As discussed in my previous post I’ve decided not to binge on resolutions this year, despite this I have decided to try harder at some aspects of my existence. One of these is to listen to my son better.
He sometimes complains that I don’t listen to him, I’d love to claim that this is an over-reaction but I’m not sure it is.
I have set about getting a bit of info on the matter. I looked at the Australian parenting website raisingchildren.net.au (I mean, how often do you see a bronzed, surf dude Aussie child looking depressed?!). According to the site talking and listening to children covers lots of important areas. It improves the parent/child bond, it makes them more likely to listen to you and it helps them build relationships and build self-
Sounds like it might be worth doing! I’ll paraphrase some of the excellent tips cited on the website.
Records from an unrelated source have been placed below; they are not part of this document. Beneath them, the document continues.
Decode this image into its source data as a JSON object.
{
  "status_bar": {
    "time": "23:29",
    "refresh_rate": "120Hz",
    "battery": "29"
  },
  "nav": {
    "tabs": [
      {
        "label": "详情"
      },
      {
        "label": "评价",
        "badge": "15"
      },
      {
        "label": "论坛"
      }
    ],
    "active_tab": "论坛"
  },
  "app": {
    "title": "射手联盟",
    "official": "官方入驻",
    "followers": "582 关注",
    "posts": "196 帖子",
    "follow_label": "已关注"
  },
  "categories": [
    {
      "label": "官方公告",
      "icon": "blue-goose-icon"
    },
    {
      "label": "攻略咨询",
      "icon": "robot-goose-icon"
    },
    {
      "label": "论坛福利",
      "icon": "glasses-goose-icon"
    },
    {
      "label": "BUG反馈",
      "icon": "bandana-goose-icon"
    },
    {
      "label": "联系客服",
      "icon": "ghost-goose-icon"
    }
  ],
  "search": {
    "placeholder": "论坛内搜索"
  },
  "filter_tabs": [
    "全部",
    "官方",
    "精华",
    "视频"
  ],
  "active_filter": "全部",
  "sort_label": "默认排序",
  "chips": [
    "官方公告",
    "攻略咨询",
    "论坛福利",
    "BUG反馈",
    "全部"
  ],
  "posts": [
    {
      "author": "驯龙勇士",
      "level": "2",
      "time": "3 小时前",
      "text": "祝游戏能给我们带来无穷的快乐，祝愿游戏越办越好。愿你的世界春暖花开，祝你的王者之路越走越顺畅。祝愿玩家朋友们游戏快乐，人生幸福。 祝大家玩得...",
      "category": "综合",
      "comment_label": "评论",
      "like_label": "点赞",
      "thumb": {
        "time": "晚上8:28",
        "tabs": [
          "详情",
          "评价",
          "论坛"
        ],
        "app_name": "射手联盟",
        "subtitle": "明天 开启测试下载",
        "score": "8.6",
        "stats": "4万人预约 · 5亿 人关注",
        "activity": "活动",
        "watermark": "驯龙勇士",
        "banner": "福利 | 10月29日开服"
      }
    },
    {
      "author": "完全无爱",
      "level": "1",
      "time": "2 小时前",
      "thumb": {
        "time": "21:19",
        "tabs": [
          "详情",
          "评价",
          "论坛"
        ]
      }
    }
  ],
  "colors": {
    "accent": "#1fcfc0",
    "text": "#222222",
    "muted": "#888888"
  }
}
• Set time aside for talking and listening, we use mealtimes to do this. It’s a time with no sound or vision pollution from the TV!
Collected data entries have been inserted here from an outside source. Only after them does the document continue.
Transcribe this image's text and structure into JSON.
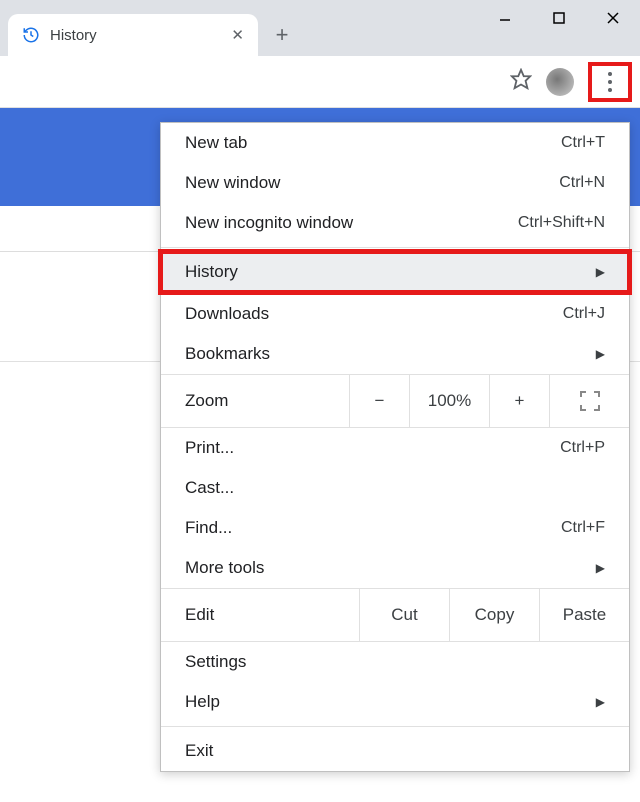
{
  "tab": {
    "title": "History"
  },
  "menu": {
    "new_tab": {
      "label": "New tab",
      "shortcut": "Ctrl+T"
    },
    "new_window": {
      "label": "New window",
      "shortcut": "Ctrl+N"
    },
    "new_incognito": {
      "label": "New incognito window",
      "shortcut": "Ctrl+Shift+N"
    },
    "history": {
      "label": "History"
    },
    "downloads": {
      "label": "Downloads",
      "shortcut": "Ctrl+J"
    },
    "bookmarks": {
      "label": "Bookmarks"
    },
    "zoom": {
      "label": "Zoom",
      "value": "100%",
      "minus": "−",
      "plus": "+"
    },
    "print": {
      "label": "Print...",
      "shortcut": "Ctrl+P"
    },
    "cast": {
      "label": "Cast..."
    },
    "find": {
      "label": "Find...",
      "shortcut": "Ctrl+F"
    },
    "more_tools": {
      "label": "More tools"
    },
    "edit": {
      "label": "Edit",
      "cut": "Cut",
      "copy": "Copy",
      "paste": "Paste"
    },
    "settings": {
      "label": "Settings"
    },
    "help": {
      "label": "Help"
    },
    "exit": {
      "label": "Exit"
    }
  }
}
• Be open to talking about all kinds of feelings. Children often don’t know the exact words to describe their feelings.
• Let your child finish talking and then respond. I hold my hands up and admit that I am terrible at this. My son often takes a while to say something and it seems to be a good time saving device to answer his question before he’s finished it!
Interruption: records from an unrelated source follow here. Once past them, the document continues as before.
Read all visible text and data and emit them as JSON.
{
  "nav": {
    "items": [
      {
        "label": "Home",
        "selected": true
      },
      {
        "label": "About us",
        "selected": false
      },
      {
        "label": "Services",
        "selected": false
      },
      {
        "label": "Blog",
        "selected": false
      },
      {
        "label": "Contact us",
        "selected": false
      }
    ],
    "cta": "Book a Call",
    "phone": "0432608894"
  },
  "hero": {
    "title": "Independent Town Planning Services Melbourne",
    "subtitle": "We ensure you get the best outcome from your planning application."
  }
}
• Watch your child’s facial expression and body language, even when they don’t have the exact spoken terminology they can communicate a great deal this way.
• Avoid criticism and blame, work together to resolve conflicts
• Be honest with each other.
The expectation is that talking and listening habits are formed when children are younger in the hope that when they reach those wonderfully communicative teenage years they will feel more comfortable about telling you the details of their life – hope springs eternal but I reckon it’s definitely worth a try!